Walmart Inc’s results on Tuesday will provide Wall Street with new details on what items American shoppers are buying as rising grocery prices squeeze their wallets.
The world’s biggest retailer with more than 5,000 U.S. stores is expected to post a roughly $7 billion rise in sales for the fourth-quarter ended Jan. 31, up 4.5%. Higher-income shoppers in recent months have been drawn to its “Everyday Low Price” strategy.
That’s slightly less than the 5.5% expected fourth-quarter sales gain at supermarket chain Kroger Co. Target Corp’s holiday-quarter sales, by contrast, are expected to fall nearly 1%, hurt by heavy discounts to clear inventory of discretionary items such as clothing, home furnishings and electronics.
Wall Street is now more focused on how Walmart, which operates more than 5,000 U.S. stores, plans to fight back against supplier price hikes to maintain its dominant position as America’s largest grocery retailer. The chain accounted for 15.72% of all food and grocery spending in the United States in 2022, according to GlobalData.
“The key will be anything the retailer says about price investments,” UBS analysts wrote in a pre-earnings note.
“There’s a good chance that the company will say that it is bringing down some prices on general merchandise given the state of the consumer and the decline in certain costs like shipping.”
Aside from price-cuts and discounts, Walmart is also expected to use its private-label offerings to negotiate pricing with more expensive national brands. Grocery accounts for more than half of U.S. sales at Walmart as of 2021.

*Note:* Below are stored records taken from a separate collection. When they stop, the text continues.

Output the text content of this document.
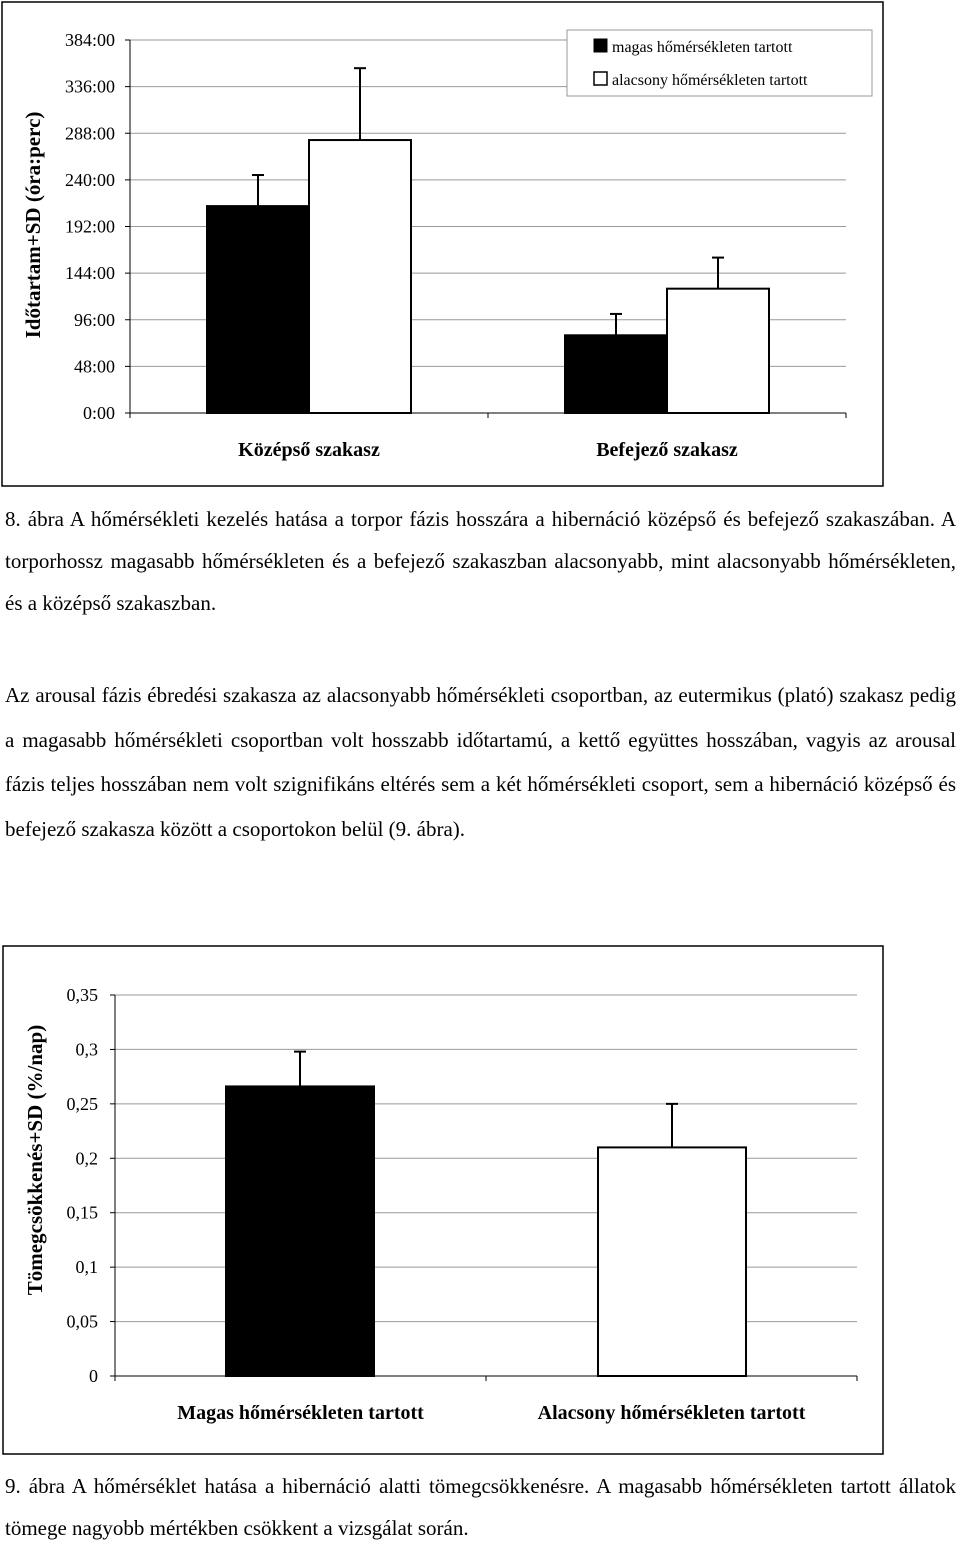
0:00
48:00
96:00
144:00
192:00
240:00
288:00
336:00
384:00
Középső szakasz	Befejező szakasz
Időtartam+SD (óra:perc)
magas hőmérsékleten tartott
alacsony hőmérsékleten tartott

8. ábra A hőmérsékleti kezelés hatása a torpor fázis hosszára a hibernáció középső és befejező szakaszában. A torporhossz magasabb hőmérsékleten és a befejező szakaszban alacsonyabb, mint alacsonyabb hőmérsékleten, és a középső szakaszban.

Az arousal fázis ébredési szakasza az alacsonyabb hőmérsékleti csoportban, az eutermikus (plató) szakasz pedig a magasabb hőmérsékleti csoportban volt hosszabb időtartamú, a kettő együttes hosszában, vagyis az arousal fázis teljes hosszában nem volt szignifikáns eltérés sem a két hőmérsékleti csoport, sem a hibernáció középső és befejező szakasza között a csoportokon belül (9. ábra).

0
0,05
0,1
0,15
0,2
0,25
0,3
0,35
Magas hőmérsékleten tartott	Alacsony hőmérsékleten tartott
Tömegcsökkenés+SD (%/nap)

9. ábra A hőmérséklet hatása a hibernáció alatti tömegcsökkenésre. A magasabb hőmérsékleten tartott állatok tömege nagyobb mértékben csökkent a vizsgálat során.
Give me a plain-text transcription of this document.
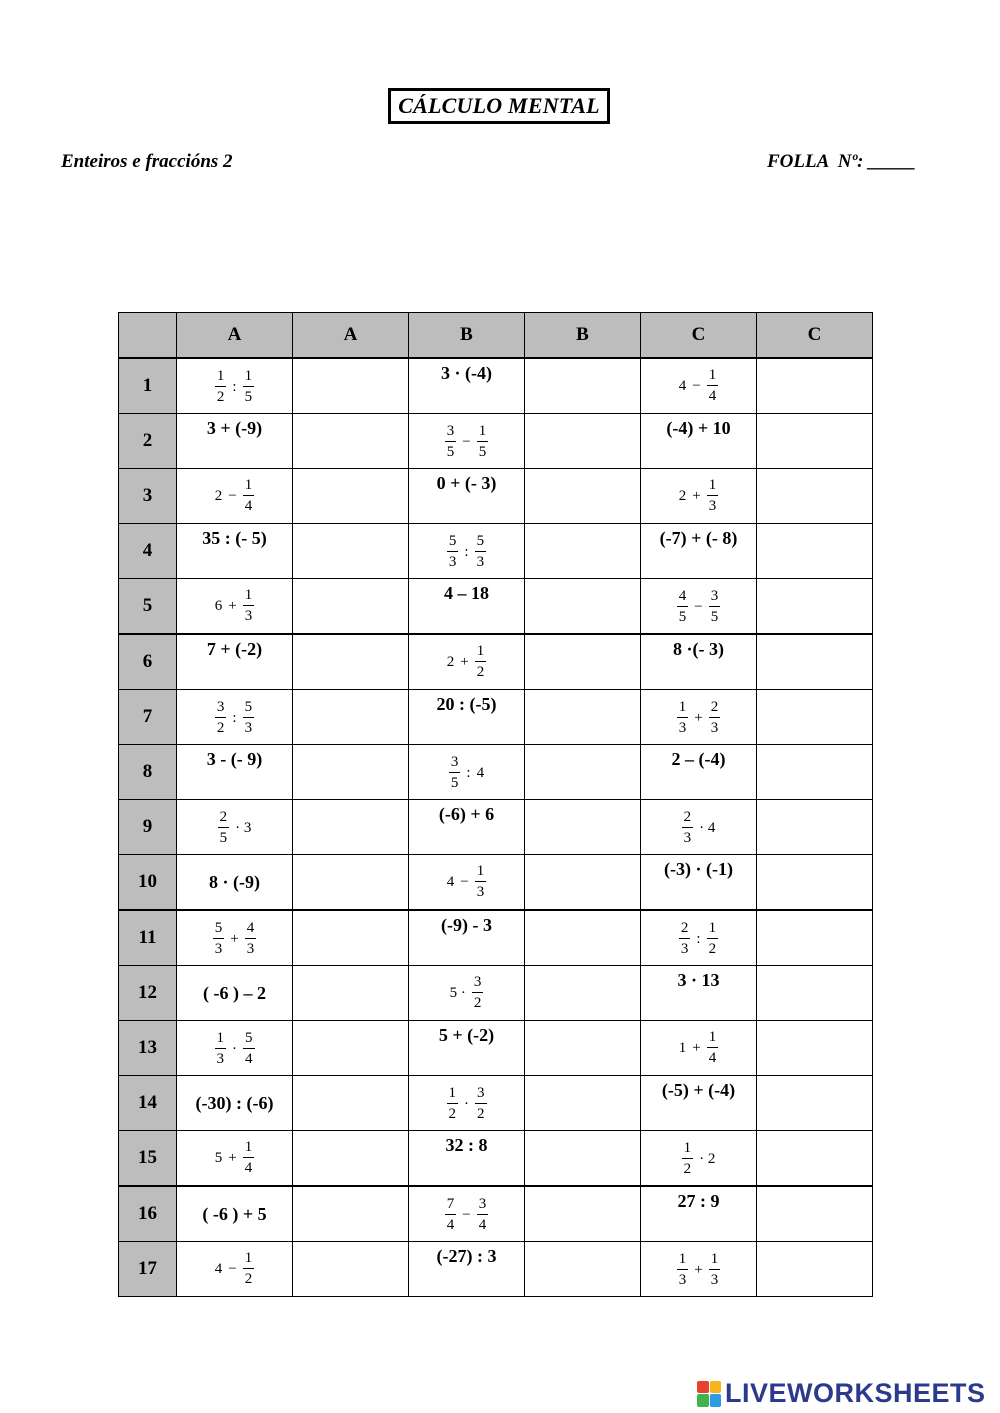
CÁLCULO MENTAL
Enteiros e fraccións 2	FOLLA  Nº: _____
	A	A	B	B	C	C
1	$\frac{1}{2}$ : $\frac{1}{5}$		3 · (-4)		$4 - \frac{1}{4}$

2	3 + (-9)		$\frac{3}{5} - \frac{1}{5}$		(-4) + 10	
3	$2 - \frac{1}{4}$		0 + (- 3)		$2 + \frac{1}{3}$

4	35 : (- 5)		$\frac{5}{3}$ : $\frac{5}{3}$		(-7) + (- 8)	
5	$6 + \frac{1}{3}$		4 – 18		$\frac{4}{5} - \frac{3}{5}$

6	7 + (-2)		$2 + \frac{1}{2}$		8 ·(- 3)	
7	$\frac{3}{2}$ : $\frac{5}{3}$		20 : (-5)		$\frac{1}{3} + \frac{2}{3}$

8	3 - (- 9)		$\frac{3}{5}$ : 4		2 – (-4)	
9	$\frac{2}{5} \cdot 3$		(-6) + 6		$\frac{2}{3} \cdot 4$	

10	8 · (-9)		$4 - \frac{1}{3}$		(-3) · (-1)	
11	$\frac{5}{3} + \frac{4}{3}$		(-9) - 3		$\frac{2}{3}$ : $\frac{1}{2}$

12	( -6 ) – 2		$5 \cdot \frac{3}{2}$		3 · 13	
13	$\frac{1}{3} \cdot \frac{5}{4}$		5 + (-2)		$1 + \frac{1}{4}$

14	(-30) : (-6)		$\frac{1}{2} \cdot \frac{3}{2}$		(-5) + (-4)	
15	$5 + \frac{1}{4}$		32 : 8		$\frac{1}{2} \cdot 2$	

16	( -6 ) + 5		$\frac{7}{4} - \frac{3}{4}$		27 : 9	
17	$4 - \frac{1}{2}$		(-27) : 3		$\frac{1}{3} + \frac{1}{3}$

LIVEWORKSHEETS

In December, Walmart CEO Doug McMillon said “we do not like” that some suppliers were hinting at raising prices further in 2023. He warned that Walmart would allocate space to private and tertiary brands if prices got too high.
Negotiations will likely be difficult as a number of Walmart’s biggest suppliers, including Nestle, Coca-Cola Co, Procter & Gamble and Unilever , which disclosed in recent weeks that they plan to embed more price hikes this year. KitKat maker Nestle on Thursday said further price hikes were necessary to offset commodity costs.
Kraft Heinz and PepsiCo, in contrast, plan to pause further price hikes to counteract declining volumes, but their prices are still substantially elevated compared to a year earlier.
Still, Wall Street expects Walmart sales and revenue to rise in 2023 as its shipping and logistics costs moderate, even as labor expenses go up.